Пододеяльник — это ты.

Ты, стараясь, чтобы никто в доме не услыхал твоей возни, устраиваешь из одеяла пещерку — с треугольником входа, и из неё всматриваешься в мiр, случайно ограниченный пределами комнаты, и мiр, отвечая твоему искательству, понемногу начинает раскрываться. Гляди и старайся не сморгнуть, потому, говорят, самое интересное и самое важное в мiре происходит в эти как раз моменты, — когда человек закрывает глаза, хоть на малую долю секунды. Часто моргающий человек не замечает волшебства жизни, остаётся вне тайны, вне себя».

***

Роскошествуя, закуриваю, тру переносицу большим и указательным пальцами правой руки, стараясь собраться мыслью и чувством в сердцевине себя — восполнить себя, потому ведь детство, как никакой другой отрезок жизни, требует себе полноты, не терпит отсутствия героя, опустошения в детали. Решительно разорвавший с ребёнком в себе человек обречон мучениям скитальчества, часто несознаваемым, но вдруг, в переломные моменты жизни, раскрывающим ужасающую бездну. Самые больные и самые несчастные на свете люди те, кто неспособен — пускай на мгновенья, пускай раз в год, в десятилетие (хотя бы) вернуться в детство, окунуться в него, с головой, измерить его глубину, да так, чтоб непременно было «с ручками», как при измерении первых в жизни водных глубин.

Продолжим?..

«Определённо — в твоей части мiра теперь зима, ты пробудился к одному из зимних воскресений, вплотную к главному празднику циклически воспринимающего жизнь сознания. Ты выглядываешь из тёмных глубин своей пещерки, ты улыбаешься — тихонько, тихонько, и ты видишь: как хорош, как уютен и добр твой мiр, мамочки мои! И главное, главное: он весь “твой”, весь “для тебя”.

“Весь” как всё, вообще всё, и как деревня, искони деревянная Русь.

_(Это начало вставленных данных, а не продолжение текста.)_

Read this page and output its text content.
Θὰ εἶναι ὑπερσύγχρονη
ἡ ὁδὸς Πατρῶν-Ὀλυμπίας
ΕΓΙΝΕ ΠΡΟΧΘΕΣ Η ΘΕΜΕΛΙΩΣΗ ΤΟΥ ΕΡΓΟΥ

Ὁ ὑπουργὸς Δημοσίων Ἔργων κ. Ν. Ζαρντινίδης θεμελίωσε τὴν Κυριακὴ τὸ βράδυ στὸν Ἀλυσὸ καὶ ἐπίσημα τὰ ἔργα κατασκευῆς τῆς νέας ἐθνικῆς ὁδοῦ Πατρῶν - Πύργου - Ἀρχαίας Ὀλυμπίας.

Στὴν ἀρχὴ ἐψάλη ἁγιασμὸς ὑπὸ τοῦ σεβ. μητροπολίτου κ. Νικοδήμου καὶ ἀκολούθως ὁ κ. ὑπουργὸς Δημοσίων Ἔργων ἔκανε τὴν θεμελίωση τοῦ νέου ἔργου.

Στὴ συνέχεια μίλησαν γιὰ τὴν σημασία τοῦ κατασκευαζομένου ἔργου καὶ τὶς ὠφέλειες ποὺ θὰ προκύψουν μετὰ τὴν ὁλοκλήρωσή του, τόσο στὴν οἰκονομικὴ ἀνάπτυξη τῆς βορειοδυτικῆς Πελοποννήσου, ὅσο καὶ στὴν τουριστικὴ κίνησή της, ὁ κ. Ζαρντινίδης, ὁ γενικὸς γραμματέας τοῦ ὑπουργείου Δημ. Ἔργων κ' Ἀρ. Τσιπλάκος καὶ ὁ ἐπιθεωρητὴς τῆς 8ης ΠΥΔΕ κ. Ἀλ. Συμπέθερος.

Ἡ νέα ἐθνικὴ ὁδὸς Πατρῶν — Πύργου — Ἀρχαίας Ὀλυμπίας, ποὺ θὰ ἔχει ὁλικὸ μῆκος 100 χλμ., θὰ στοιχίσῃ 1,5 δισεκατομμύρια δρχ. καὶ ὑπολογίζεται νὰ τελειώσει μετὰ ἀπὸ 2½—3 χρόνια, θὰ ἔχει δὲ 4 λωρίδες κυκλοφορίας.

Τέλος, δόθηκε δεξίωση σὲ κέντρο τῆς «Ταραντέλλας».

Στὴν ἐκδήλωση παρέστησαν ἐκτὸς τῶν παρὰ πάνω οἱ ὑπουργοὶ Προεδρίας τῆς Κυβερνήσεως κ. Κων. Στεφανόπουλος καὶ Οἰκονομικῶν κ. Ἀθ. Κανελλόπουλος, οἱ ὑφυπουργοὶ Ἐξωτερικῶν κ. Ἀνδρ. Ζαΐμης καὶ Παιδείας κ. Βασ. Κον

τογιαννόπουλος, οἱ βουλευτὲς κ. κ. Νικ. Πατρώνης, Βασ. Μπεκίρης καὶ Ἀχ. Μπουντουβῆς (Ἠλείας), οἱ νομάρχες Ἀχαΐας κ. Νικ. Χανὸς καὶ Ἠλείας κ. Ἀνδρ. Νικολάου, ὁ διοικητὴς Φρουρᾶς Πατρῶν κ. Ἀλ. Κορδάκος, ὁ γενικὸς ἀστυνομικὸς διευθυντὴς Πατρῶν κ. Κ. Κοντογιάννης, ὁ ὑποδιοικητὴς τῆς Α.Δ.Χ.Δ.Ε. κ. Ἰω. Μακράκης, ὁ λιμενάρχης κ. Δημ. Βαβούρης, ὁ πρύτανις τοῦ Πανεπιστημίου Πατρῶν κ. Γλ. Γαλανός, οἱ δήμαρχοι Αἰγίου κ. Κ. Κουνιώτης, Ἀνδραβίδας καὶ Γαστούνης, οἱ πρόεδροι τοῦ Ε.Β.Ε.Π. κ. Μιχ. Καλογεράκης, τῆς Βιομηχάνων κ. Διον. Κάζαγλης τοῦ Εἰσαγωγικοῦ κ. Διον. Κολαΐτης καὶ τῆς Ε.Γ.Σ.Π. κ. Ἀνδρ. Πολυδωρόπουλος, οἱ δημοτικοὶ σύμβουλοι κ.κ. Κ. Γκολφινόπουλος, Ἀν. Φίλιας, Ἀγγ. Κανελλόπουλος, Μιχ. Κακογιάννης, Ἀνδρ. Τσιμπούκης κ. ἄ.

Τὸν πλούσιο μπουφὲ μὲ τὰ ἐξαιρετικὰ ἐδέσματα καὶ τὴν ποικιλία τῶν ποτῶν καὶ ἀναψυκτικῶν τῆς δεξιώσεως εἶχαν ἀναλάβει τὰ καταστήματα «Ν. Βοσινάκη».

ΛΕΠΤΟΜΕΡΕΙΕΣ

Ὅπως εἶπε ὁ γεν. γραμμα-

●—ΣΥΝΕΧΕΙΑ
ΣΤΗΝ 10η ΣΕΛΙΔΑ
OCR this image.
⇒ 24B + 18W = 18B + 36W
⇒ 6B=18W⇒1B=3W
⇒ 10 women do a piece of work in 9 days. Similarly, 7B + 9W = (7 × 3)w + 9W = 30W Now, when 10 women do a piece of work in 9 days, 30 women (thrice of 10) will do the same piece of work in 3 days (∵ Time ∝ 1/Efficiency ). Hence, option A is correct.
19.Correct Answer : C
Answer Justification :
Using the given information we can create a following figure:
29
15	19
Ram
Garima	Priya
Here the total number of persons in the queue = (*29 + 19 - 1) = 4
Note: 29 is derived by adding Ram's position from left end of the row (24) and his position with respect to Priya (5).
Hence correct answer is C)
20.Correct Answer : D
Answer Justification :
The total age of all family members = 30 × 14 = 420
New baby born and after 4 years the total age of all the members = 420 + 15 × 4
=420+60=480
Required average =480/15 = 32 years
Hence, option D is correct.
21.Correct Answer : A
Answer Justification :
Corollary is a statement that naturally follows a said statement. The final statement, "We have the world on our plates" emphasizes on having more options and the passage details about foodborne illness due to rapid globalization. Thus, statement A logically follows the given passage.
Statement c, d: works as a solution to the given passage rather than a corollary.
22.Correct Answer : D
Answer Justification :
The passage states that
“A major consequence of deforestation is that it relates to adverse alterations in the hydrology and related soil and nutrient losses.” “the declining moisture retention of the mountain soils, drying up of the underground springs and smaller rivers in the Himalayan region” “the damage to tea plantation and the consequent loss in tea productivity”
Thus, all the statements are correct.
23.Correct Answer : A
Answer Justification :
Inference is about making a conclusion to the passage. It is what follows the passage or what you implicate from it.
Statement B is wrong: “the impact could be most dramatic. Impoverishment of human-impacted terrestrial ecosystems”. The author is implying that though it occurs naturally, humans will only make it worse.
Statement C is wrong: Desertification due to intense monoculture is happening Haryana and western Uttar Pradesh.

Ты — русский, весий, коренной, хоть и в городе, в доме, в квартире, в комнате.

Комната большая, в ней по-утреннему почти темно: отсвет фонаря за окном, на углу дома — белый, рассыпается по заиндевелому стклу, сламывается на белых стойках оконной рамы, скользит по белому подоконнику, просеивается сквозь белую паутинку тюлевой шторы, упадает на пол влажным, подтаявшим углом; навстречу ему, пролившись по длинному узкому коридору, из кухни, встаёт тихая волна другого света — из начала жолтого, усиленно живого, от раскалённой докрасна спиральки в прозрачном пузырьке лампы накаливания под кухонным потолком, вставшего на бездверном пороге комнаты тяжолой волной бархатной портьеры — золотой волной высоких, вертикальных, недвижимых складок. Из кухни еле слышны голоса: мужской, низкий, что-то неторопливо, размеренно, но без нажима проговаривающий, и — встречно ему — грудной, рассыпчато смеющийся, женский. Отец и мать, мама. Или это только кажимость, игры памяти, отсвет полузабытой, почти волшебной сказки?..»

***

Вся комната янтарным блеском / Озарена. Весёлым треском / Трещит затопленная печь...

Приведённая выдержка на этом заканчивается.